Lena loved Carmen’s kitchen. It felt safe and contained, unlike the sprawling renovation at her house, with all its gleaming white and silver steel and too-bright halogen bulbs. Also, Lena loved the food Carmen’s kitchen had in it. It was all avocados and low-fat chips and herbal teas—girl stuff. None of the giant twelve-packs of beer and endless pork chops that jammed up the fridge at her house. There were so many fewer compromises in an apartment for two than in a house for four.

“Honey, would you like a glass of iced tea?”

Lena looked at Carmen’s mom. She appeared to be rearranging the pots in the lower cabinets. Her hair was back in a ponytail, and she looked like she was about twenty. Christina was always pretty, but Lena had never seen her look as animated and happy as she looked today.

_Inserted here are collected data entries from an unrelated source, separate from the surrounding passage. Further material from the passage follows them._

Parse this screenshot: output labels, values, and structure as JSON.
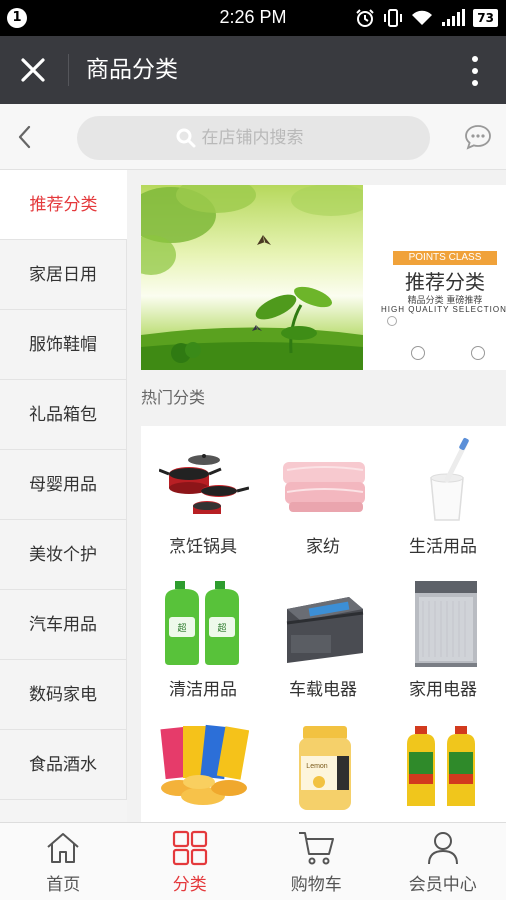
{
  "status_bar": {
    "notification_count": "1",
    "time": "2:26 PM",
    "battery": "73",
    "icons": [
      "alarm-icon",
      "vibrate-icon",
      "wifi-icon",
      "signal-icon",
      "battery-icon"
    ]
  },
  "title_bar": {
    "title": "商品分类",
    "close_icon": "close-icon",
    "more_icon": "more-vertical-icon"
  },
  "search": {
    "placeholder": "在店铺内搜索",
    "back_icon": "chevron-left-icon",
    "chat_icon": "chat-bubble-icon"
  },
  "left_nav": {
    "items": [
      {
        "label": "推荐分类",
        "active": true
      },
      {
        "label": "家居日用",
        "active": false
      },
      {
        "label": "服饰鞋帽",
        "active": false
      },
      {
        "label": "礼品箱包",
        "active": false
      },
      {
        "label": "母婴用品",
        "active": false
      },
      {
        "label": "美妆个护",
        "active": false
      },
      {
        "label": "汽车用品",
        "active": false
      },
      {
        "label": "数码家电",
        "active": false
      },
      {
        "label": "食品酒水",
        "active": false
      }
    ]
  },
  "banner": {
    "tag": "POINTS CLASS",
    "title": "推荐分类",
    "subtitle": "精品分类    重磅推荐",
    "tagline": "HIGH QUALITY SELECTION"
  },
  "section": {
    "title": "热门分类"
  },
  "categories": [
    {
      "label": "烹饪锅具",
      "icon": "cookware-icon"
    },
    {
      "label": "家纺",
      "icon": "bedding-icon"
    },
    {
      "label": "生活用品",
      "icon": "toothbrush-cup-icon"
    },
    {
      "label": "清洁用品",
      "icon": "detergent-bottles-icon"
    },
    {
      "label": "车载电器",
      "icon": "car-fridge-icon"
    },
    {
      "label": "家用电器",
      "icon": "dishwasher-icon"
    },
    {
      "label": "",
      "icon": "potato-chips-icon"
    },
    {
      "label": "",
      "icon": "honey-jar-icon"
    },
    {
      "label": "",
      "icon": "cooking-oil-icon"
    }
  ],
  "tab_bar": {
    "tabs": [
      {
        "label": "首页",
        "icon": "home-icon",
        "active": false
      },
      {
        "label": "分类",
        "icon": "grid-icon",
        "active": true
      },
      {
        "label": "购物车",
        "icon": "cart-icon",
        "active": false
      },
      {
        "label": "会员中心",
        "icon": "user-icon",
        "active": false
      }
    ]
  },
  "colors": {
    "accent": "#e4393c",
    "title_bar": "#393a3f",
    "banner_tag": "#f0a23a"
  }
}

“I’d love one,” Lena said.

 

Carmen was scanning the movie section of the newspaper. “I’ll have one too,” she said without looking up.

 

“How’s your mom?” Christina asked over the noise of the sink. She always asked this of Lena in a slightly guilty way, as if she were trying to pick up her dry cleaning without the ticket.

 

“She’s all right.”

 

“And how is your boyfriend? What’s his name?”

 

“Kostos,” Lena said reluctantly, never eager to discuss her love life. “But he’s not my boyfriend anymore. We broke up.”

 

“Ohhh. I’m sorry. Was the long-distance thing too hard?”

 

Lena liked that explanation. It was succinct and it didn’t necessarily make her sound like a lunatic. “Yes. Exactly.”

 

Christina took a full pitcher from the refrigerator. “Reminds me of your mother. She must know what you’re going through.”

 

Lena was bewildered. “We haven’t really talked about it.”

 

Christina didn’t seem to realize that not all mothers talked to their daughters about everything all the time.

 

“Anyway, I don’t think she knows anything about long-distance relationships,” Lena said.

 

Christina lined up three glasses. “Of course she does. She was with Eugene for at least four or five years.”

 

Lena looked doubtfully at Christina.

 

Christina and Lena’s mom hadn’t been close for a long time. Christina’s memory seemed to be getting jumbled, maybe on account of her own love affair.

 

“Who’s Eugene?”

 

Carmen had now torn herself from the movie section. She was looking back and forth from Lena to Christina.

 

“Who’s Eugene?” Christina repeated. The look on her face slowly transformed from surprise to uncertainty to anxiety.

 

“Uh . . .” She turned her back to the girls and poured the tea.

 

“Mama? Hello? Helloooooooo?”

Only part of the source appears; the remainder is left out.